Energy Secretary Alfonso Cusi has sided with Meralco, urging the ERC to approve the SBPL plant in a letter to ERC commissioners last week. “That supply is necessary to augment the present supply of the country,” Cusi explained in an interview.
The ERC, led by Commissioner Agnes Devanadera, remains unmoved by this, insisting that its consumer protection mandate obliges it to submit the approval of the CoC to the full regulatory process, which could take up to 60 days. The reason for this, Devanadera also explained, is that the ERC must ensure that the distributor (Meralco) has signed a power supply agreement with SBPL that provides electricity at the least cost.

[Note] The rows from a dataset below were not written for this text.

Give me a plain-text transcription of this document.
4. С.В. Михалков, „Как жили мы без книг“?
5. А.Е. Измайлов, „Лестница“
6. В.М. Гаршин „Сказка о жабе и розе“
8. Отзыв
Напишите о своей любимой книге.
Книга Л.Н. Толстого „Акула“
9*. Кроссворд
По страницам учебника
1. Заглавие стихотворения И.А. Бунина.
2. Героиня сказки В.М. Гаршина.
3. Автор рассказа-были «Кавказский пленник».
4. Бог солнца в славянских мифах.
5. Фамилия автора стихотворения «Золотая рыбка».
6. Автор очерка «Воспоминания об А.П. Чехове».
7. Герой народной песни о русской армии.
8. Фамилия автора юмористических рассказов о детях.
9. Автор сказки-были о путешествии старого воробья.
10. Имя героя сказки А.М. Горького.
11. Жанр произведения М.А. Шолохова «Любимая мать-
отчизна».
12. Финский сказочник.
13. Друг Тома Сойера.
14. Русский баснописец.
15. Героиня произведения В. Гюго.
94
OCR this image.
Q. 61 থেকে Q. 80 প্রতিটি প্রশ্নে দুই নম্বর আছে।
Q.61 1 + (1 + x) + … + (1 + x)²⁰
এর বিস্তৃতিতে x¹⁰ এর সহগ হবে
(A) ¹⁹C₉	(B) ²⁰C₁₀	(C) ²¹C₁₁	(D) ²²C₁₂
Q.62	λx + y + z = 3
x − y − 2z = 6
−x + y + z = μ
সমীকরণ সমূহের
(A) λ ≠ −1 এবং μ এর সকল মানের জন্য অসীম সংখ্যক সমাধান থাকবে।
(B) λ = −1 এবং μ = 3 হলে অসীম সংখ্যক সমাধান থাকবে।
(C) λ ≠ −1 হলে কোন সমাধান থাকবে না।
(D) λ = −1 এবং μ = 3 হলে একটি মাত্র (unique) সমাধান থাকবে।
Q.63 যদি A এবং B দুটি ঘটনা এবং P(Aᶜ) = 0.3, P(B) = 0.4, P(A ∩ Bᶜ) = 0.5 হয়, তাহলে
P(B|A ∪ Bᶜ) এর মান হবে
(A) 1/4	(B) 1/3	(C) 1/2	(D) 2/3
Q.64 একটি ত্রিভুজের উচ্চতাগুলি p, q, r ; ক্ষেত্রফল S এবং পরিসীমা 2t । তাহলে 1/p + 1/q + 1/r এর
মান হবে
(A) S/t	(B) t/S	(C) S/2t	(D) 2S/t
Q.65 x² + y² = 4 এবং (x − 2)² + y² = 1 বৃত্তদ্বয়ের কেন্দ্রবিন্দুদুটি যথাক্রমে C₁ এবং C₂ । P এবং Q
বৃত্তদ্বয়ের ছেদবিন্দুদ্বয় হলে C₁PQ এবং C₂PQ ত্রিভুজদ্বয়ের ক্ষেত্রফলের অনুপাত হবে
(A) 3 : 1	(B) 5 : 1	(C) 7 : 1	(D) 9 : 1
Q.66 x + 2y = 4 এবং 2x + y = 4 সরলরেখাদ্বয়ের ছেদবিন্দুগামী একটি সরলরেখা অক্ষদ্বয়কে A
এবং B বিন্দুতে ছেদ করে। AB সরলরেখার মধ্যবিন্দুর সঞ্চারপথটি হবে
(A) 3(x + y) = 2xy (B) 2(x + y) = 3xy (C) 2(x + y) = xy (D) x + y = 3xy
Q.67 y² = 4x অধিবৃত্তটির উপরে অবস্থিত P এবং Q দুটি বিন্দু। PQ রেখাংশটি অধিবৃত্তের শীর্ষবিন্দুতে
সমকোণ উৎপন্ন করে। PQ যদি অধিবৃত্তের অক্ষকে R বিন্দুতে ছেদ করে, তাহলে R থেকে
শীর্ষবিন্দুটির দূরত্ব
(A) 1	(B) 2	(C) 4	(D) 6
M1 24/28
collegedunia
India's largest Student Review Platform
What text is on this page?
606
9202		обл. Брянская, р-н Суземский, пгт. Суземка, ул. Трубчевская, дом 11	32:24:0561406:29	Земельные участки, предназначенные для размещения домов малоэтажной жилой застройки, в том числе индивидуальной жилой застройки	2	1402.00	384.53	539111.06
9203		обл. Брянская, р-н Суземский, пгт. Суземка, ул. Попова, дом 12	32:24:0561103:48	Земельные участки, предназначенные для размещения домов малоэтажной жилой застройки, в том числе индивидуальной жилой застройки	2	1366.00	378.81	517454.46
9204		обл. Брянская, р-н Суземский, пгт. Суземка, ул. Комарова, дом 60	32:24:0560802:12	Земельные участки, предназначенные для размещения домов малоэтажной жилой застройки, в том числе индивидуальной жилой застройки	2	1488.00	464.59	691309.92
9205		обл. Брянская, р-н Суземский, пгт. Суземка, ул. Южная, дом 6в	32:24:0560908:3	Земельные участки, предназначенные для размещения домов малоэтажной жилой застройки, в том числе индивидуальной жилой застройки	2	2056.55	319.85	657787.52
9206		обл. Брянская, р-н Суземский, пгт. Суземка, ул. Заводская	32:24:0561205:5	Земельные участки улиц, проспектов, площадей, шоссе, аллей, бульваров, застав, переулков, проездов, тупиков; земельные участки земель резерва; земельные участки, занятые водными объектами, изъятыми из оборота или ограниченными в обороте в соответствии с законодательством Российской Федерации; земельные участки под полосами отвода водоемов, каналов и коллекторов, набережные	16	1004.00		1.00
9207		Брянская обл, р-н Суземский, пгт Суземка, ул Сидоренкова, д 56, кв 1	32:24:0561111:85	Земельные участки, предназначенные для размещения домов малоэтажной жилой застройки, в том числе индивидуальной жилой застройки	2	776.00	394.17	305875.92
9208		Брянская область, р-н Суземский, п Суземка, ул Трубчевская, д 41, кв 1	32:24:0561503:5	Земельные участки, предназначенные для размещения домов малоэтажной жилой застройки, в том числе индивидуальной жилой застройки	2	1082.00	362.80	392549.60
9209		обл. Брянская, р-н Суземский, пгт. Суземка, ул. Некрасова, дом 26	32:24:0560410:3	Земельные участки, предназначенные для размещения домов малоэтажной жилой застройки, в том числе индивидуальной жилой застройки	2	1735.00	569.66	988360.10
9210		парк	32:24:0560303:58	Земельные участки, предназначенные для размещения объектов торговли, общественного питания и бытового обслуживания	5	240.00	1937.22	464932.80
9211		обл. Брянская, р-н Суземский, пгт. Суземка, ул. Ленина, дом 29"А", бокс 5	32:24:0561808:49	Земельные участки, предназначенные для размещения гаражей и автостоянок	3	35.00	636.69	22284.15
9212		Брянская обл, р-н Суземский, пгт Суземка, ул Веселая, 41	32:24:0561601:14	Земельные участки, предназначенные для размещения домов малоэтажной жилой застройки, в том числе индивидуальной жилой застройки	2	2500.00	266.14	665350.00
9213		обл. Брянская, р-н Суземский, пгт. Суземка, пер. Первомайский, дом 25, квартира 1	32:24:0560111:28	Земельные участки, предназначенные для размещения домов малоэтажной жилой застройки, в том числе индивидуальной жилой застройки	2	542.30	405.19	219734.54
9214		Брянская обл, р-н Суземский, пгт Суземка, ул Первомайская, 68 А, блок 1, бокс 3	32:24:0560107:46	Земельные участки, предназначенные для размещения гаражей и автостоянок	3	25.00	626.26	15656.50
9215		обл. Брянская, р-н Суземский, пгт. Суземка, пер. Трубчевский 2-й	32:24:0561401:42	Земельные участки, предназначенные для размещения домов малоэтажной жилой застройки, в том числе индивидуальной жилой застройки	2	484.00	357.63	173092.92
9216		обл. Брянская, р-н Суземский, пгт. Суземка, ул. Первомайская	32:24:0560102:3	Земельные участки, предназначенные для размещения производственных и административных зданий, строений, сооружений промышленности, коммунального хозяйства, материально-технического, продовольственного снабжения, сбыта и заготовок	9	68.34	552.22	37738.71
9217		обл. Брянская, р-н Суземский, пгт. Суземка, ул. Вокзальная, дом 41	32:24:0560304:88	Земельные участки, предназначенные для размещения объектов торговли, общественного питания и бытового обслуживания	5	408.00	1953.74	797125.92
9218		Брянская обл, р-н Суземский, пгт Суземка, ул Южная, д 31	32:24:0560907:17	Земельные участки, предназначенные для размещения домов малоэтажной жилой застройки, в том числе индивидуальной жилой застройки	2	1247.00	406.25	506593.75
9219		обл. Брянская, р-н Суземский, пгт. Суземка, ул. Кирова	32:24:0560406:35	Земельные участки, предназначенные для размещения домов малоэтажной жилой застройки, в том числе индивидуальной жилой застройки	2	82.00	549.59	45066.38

That is an admirably consumer-friendly position. It is exactly what the law specifies, but with the looming power plant shutdowns, it is completely wrong on two counts. First, the ERC does have it within its power to withdraw or modify its approval if it later finds that consumers are disadvantaged by it. Second, if Meralco is not able to source its power supply needs from its existing providers because of the plant shutdowns, it will have to buy additional supply from the Wholesale Electricity Spot Market, which will result in higher prices for consumers.
Ensuring sufficient electricity supplies are available at all times is a bigger consumer protection mandate than monitoring prices. The ERC should honor that mandate, and bend its rules to permit the SBPL plant to operate.